McDonald's has been fighting weak traffic and slumping sales in the United States.
The 10 percent pay hike for workers at roughly 1,500 company-operated U.S. restaurants will roll in on July 1.
Starting wages at the restaurants will move to $1 above the locally mandated minimum wage. The increase will take the average hourly rate those workers to $9.90 on July 1, up from $9.01 currently, McDonald's said.
By the end of 2016, McDonald's projects that the average hourly wage rate for McDonald's employees at those restaurants will be above $10.
Almost 90 percent of McDonald's more than 14,000 U.S. restaurants are operated by franchisees who set pay and benefits for their own workers.
McDonald's also said that full- and part-time crew employees at company-operated restaurants, with at least one year of service, will begin to accrue personal paid time off.

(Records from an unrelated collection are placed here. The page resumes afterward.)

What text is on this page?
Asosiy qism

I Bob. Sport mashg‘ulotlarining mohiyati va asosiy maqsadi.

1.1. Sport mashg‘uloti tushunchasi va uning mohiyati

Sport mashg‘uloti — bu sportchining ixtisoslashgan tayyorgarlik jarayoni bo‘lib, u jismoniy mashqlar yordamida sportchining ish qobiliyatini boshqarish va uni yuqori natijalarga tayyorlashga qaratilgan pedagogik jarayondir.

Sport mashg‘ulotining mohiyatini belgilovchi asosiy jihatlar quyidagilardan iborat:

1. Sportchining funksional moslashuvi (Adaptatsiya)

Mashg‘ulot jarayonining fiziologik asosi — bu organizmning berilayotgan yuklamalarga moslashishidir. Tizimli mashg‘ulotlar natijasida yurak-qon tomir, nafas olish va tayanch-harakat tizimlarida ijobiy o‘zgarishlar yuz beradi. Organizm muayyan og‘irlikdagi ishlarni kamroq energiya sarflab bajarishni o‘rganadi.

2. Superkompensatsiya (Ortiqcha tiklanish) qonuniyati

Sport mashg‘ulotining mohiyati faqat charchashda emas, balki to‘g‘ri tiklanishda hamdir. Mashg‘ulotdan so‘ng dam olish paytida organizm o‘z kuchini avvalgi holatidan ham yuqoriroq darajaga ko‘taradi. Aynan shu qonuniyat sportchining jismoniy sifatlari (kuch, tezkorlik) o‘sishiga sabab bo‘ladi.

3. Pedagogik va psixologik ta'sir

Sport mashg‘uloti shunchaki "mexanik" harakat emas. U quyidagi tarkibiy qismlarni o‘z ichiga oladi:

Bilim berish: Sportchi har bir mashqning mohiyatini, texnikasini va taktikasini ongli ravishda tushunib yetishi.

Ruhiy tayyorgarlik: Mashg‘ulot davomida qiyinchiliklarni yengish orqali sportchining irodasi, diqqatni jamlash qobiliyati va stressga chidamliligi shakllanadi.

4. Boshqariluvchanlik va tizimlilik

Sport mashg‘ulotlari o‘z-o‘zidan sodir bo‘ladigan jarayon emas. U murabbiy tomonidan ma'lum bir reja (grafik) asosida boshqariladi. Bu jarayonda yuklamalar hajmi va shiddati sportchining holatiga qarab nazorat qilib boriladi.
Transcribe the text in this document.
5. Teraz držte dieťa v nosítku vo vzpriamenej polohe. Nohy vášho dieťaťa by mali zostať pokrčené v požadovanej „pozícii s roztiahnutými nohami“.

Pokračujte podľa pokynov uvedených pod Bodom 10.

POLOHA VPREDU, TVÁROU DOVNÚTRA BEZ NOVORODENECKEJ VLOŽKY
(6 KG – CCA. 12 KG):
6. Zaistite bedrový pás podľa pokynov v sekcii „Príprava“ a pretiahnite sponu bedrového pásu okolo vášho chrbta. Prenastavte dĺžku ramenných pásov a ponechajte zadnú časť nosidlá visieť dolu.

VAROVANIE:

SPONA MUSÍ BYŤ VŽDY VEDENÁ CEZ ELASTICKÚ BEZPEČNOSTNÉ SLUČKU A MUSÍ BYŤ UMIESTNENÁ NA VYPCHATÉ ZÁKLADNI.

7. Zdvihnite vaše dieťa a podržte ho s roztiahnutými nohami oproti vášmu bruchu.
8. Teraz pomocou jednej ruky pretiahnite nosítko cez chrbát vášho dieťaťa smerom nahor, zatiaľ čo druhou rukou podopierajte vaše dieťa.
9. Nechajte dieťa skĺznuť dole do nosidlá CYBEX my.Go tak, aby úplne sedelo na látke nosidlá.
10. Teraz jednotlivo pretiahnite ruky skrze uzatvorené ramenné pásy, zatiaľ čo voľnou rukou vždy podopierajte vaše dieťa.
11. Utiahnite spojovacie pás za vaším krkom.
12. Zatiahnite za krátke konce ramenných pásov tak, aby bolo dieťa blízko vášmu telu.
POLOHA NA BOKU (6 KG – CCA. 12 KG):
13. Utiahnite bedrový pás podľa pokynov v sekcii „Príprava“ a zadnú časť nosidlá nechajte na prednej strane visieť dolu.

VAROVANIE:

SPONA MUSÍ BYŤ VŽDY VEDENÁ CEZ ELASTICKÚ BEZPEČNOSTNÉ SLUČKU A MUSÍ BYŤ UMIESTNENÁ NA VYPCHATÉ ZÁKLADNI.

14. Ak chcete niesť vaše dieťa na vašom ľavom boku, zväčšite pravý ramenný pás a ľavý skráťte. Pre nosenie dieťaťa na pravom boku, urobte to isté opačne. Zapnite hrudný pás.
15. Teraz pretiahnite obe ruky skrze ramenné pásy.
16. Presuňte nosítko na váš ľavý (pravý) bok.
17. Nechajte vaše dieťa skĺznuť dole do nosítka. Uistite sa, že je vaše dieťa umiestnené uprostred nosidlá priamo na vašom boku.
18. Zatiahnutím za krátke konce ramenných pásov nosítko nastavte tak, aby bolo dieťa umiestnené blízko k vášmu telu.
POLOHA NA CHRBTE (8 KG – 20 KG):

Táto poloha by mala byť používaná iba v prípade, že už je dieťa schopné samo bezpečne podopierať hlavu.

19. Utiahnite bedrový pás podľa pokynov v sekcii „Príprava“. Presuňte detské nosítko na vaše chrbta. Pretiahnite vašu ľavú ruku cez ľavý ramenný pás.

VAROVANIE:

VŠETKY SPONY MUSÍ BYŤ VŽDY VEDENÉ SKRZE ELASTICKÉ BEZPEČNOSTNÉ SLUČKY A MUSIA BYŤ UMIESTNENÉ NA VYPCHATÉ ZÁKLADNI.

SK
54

Beyond that, some employees at both company- and franchise-run stores will be eligible for education assistance.
"We know that a motivated workforce leads to better customer service, so we believe this initial step not only benefits our employees, it will improve the McDonald's restaurant experience," Steve Easterbrook, who became McDonald's chief executive on March 1, said in a statement.
While the immediate impact of the wage move will be limited, it quickly drew criticism from some camps.
"This is too little to make a real difference, and covers only a fraction of workers," Kwanza Brooks, a McDonald's worker from Charlotte, North Carolina, who earns $7.25 per hour, said in a statement.
Brooks is part of the union-supported "Fight for $15" movement that is calling on employers to more than double wages above the federal minimum wage of $7.25.
Shares in McDonald's, which saw both annual profit and revenue fall last year, were essentially flat at $96.29 in extended trading.
The wage increase at McDonald's company-run restaurants could force franchisees to follow. That could force those franchisees to raise food prices in an effort to cover additional labor costs.
That could benefit McDonald's because it collects royalties from franchisees based on sales. But, it also could squeeze franchisee profits and threaten the company's Dollar Menu, which is popular with the chain's core base of lower-income diners.
Increased sales due to price increases means more revenue to McDonald's Corp, which could solve some of the company's problems and make Easterbook look like he's fixing things, said Richard Adams, a former McDonald's franchisee who now consults for current ones.
"They'll try to paint this as altruistic," said Adams. "It's not as nice as it sounds."